Projections from the Japan Weather Association indicate that, with the exception of Hokkaido and Tohoku, concentration of pollen will be considerably higher in all parts of the country than last year. The Kanto-Koshin area, which includes Tokyo and its surrounding prefectures, can expect 1.8 times the amount of 2020. Kinki and Chugoku, between 1.2 to 1.4 times. And in Hokuriku, Tokai and Shikoku the pollen density is predicted to exceed twofold that of last year.

"Looking at levels over the previous 10 years, the density of pollen last year was extremely low," says Dr Wataru Seo, an ear-nose-throat specialist based in Amagasaki City. "Some reports stated that because many people were wearing face masks due to the COVID-19 pandemic, fewer people suffered from allergies, but actually in February and March -- when the pollen count peaked -- face masks were in short supply. So the fact that the number of patients seeking treatment were fewer was probably due to the lower pollen count."

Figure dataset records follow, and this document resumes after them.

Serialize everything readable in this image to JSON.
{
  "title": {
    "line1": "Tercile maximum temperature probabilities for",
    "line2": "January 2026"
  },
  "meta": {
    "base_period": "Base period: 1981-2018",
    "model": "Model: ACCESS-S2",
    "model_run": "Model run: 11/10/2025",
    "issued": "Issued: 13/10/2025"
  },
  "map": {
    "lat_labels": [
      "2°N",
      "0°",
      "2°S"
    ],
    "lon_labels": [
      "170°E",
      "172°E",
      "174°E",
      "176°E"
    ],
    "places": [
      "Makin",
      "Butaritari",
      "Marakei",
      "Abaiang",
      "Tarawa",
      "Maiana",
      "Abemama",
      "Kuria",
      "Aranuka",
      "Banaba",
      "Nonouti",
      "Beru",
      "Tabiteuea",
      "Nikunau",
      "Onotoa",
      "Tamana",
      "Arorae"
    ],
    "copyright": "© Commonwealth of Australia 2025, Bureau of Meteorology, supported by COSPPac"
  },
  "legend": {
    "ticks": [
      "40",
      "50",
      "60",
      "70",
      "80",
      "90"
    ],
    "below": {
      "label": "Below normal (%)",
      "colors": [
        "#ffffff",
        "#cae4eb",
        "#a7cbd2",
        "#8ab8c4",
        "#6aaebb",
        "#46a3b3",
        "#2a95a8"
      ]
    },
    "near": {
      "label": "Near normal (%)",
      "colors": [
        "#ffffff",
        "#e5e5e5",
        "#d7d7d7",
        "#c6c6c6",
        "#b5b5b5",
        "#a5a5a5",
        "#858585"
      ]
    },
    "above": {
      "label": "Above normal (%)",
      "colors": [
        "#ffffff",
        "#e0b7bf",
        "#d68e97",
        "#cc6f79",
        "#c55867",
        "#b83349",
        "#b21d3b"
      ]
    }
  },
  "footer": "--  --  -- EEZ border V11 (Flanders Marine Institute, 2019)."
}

What's becoming worrisome is that the plague of pollen will be coming at a time when coronavirus infections are at their highest ever.

"Fortunately coronavirus infections weren't spread by a concurrent wave of influenza," Dr Seo continues. "But the symptoms of hay fever, such as sneezing and runny noses, make it an ideal transmitter of the coronavirus. Virus carriers who sneeze in reaction to pollen allergies are likely to aggravate the spread of the virus."